Connor had also previously spoken about unnecessary speculation surrounding his sexuality and his unease at being labeled. “To start sort of speculating about our sexualities and maybe pressuring us to come out when maybe we’re not ready. For me, I just feel perfectly confident and comfortable with my sexuality,” he said on the “Reign With Josh Smith” podcast in May. “But I don’t feel the need to really, you know – I’m not too big on labels and things like that. I’m not massive about that.”
Many fans were quick to respond to Connor’s tweet and voice their frustration. “Reading tweets like this is heartbreaking . . . especially when Heartstopper taught so many people around the world the true value of someone’s personal coming out story. I’m so sorry you had this moment taken away from you Kit, but let’s hope people will learn from it!” one wrote. Another tweeted, “I’m so disappointed in this fandom.”
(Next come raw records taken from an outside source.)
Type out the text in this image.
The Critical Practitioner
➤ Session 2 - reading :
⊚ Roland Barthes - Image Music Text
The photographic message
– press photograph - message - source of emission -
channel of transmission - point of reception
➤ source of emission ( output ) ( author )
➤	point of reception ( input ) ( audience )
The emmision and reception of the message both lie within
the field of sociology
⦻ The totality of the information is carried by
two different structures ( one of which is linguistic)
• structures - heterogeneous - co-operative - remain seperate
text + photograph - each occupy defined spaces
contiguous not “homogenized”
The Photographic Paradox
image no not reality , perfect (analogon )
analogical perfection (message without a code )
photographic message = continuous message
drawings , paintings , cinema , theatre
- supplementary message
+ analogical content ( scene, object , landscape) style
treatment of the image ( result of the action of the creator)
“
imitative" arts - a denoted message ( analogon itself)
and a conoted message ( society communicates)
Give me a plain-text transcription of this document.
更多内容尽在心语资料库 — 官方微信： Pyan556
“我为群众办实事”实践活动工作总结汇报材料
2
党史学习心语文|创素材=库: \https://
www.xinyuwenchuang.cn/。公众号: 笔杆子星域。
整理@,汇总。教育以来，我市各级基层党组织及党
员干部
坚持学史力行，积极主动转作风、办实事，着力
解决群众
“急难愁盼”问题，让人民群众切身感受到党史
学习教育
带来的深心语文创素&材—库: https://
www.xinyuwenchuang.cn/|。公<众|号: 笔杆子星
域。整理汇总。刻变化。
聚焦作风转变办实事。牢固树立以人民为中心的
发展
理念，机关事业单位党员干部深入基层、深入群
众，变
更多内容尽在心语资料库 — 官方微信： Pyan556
Connor himself summed up the bizarre phenomenon of judging, labeling, and making unwarranted theories of those in the public eye. “It feels a bit strange to make assumptions about a person’s sexuality just based on hearing their voice or seeing their appearance. I feel like that’s a very interesting, slightly problematic sort of assumption to make,” he said.
Yet again, we are reminded that celebrities are human, too; fans aren’t entitled to everything. No one should feel pressured to publicly announce their sexuality before they’re comfortable in doing or saying so – especially a teenager.